Knowledge Interaction and Diffusion Augmentation for Knowledge Graph Recommendation
DOI:
https://doi.org/10.13052/jwe1540-9589.2472Keywords:
Knowledge Graph(KG), recommendation, knowledge interaction, diffusion model.Abstract
Knowledge graphs (KGs) provide rich semantic and structured knowledge to address data sparsity in traditional recommendation systems, yet efficiently leveraging KGs for better performance remains challenging. This paper proposes KIDRec, a knowledge graph recommendation framework integrating knowledge interaction and diffusion-augmented learning. This framework captures deep KG semantics via high-order entity interactions and uses a diffusion model to generate robust knowledge representations through “noise injection and denoising” on collaborative user embeddings and item embeddings.
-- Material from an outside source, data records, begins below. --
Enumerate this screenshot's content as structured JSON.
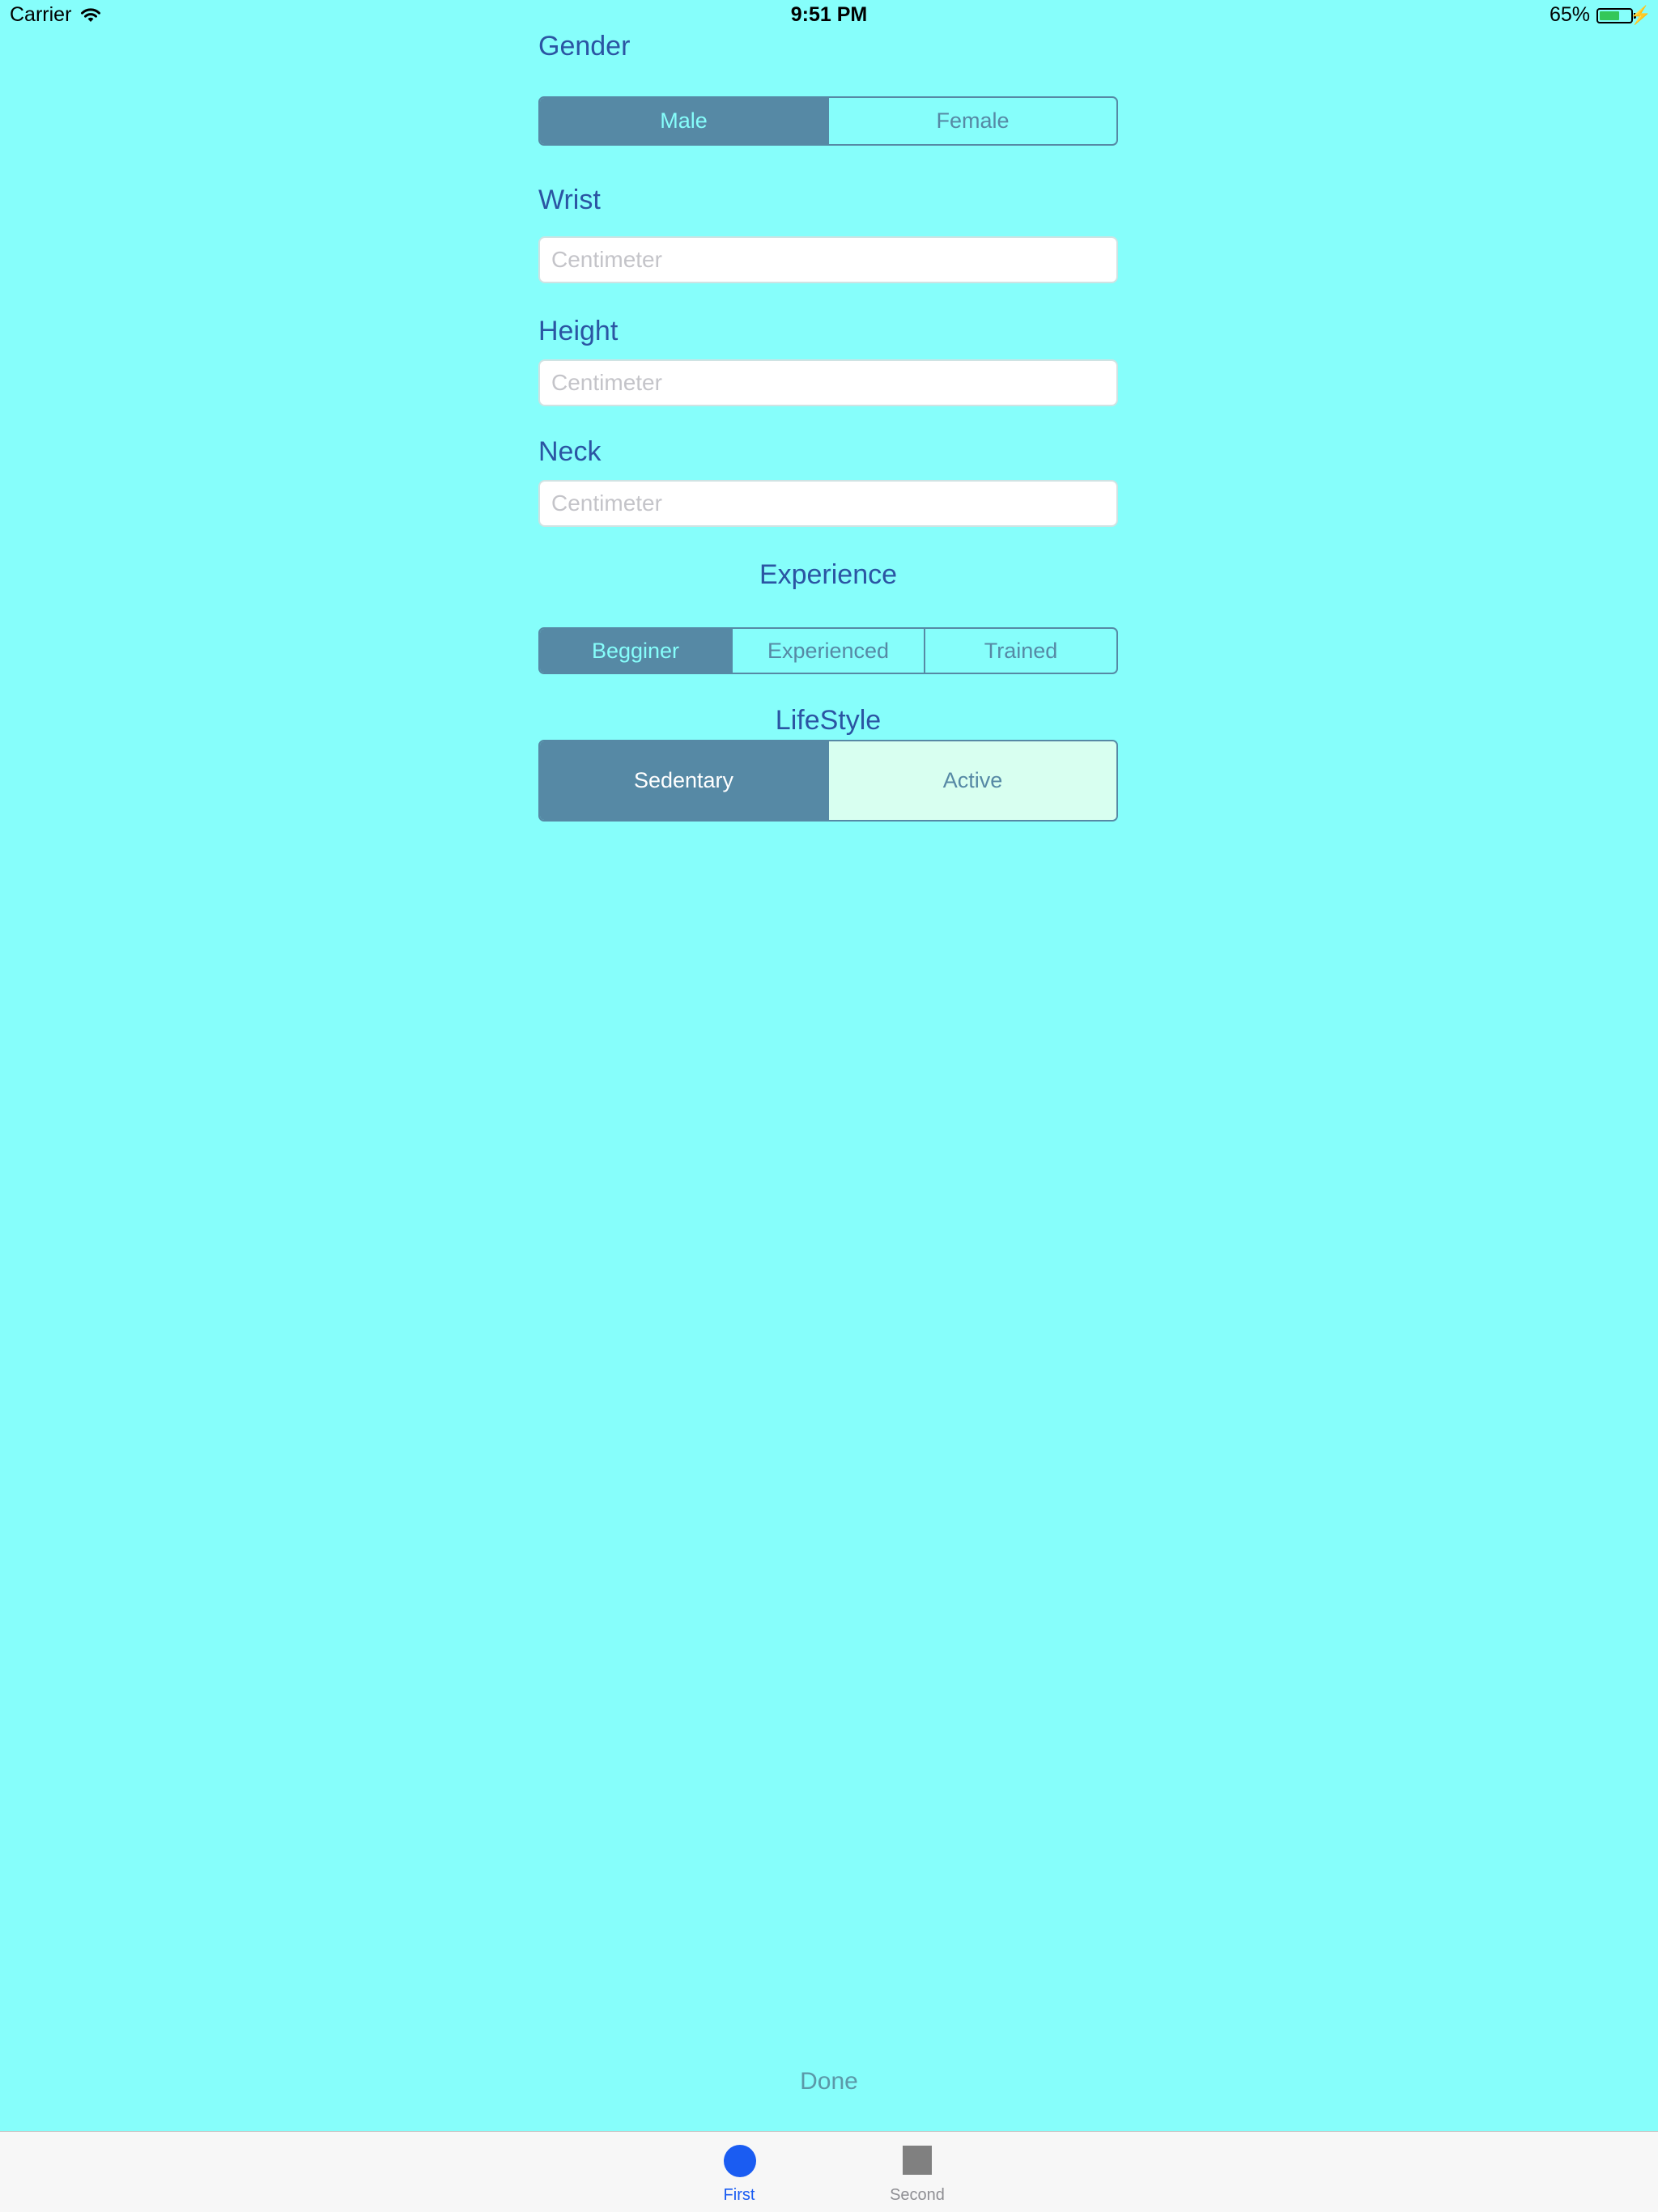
{
  "status_bar": {
    "carrier": "Carrier",
    "time": "9:51 PM",
    "battery_percent": "65%",
    "battery_level": 0.65
  },
  "gender": {
    "label": "Gender",
    "options": [
      "Male",
      "Female"
    ],
    "selected": "Male"
  },
  "wrist": {
    "label": "Wrist",
    "placeholder": "Centimeter",
    "value": ""
  },
  "height": {
    "label": "Height",
    "placeholder": "Centimeter",
    "value": ""
  },
  "neck": {
    "label": "Neck",
    "placeholder": "Centimeter",
    "value": ""
  },
  "experience": {
    "label": "Experience",
    "options": [
      "Begginer",
      "Experienced",
      "Trained"
    ],
    "selected": "Begginer"
  },
  "lifestyle": {
    "label": "LifeStyle",
    "options": [
      "Sedentary",
      "Active"
    ],
    "selected": "Sedentary"
  },
  "done_label": "Done",
  "tabbar": {
    "items": [
      {
        "label": "First",
        "icon": "circle-icon",
        "selected": true
      },
      {
        "label": "Second",
        "icon": "square-icon",
        "selected": false
      }
    ]
  },
  "colors": {
    "background": "#86FEFB",
    "accent": "#5689A5",
    "label_text": "#2B55A3",
    "tab_selected": "#1A5CF2",
    "active_option_bg": "#D8FFF0"
  }
}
It then incorporates an adaptive contrastive learning module with hard negative sample enhancement and a dynamic temperature coefficient. Experiments on Book-Crossing, Last.FM, and MovieLens20m show KIDRec outperforms baselines in AUC (0.782, 0.877, 0.979) and F1 (0.682, 0.796, 0.932), with relative AUC improvements of 0.031, 0.032, and 0.002, respectively, while alleviating data sparsity.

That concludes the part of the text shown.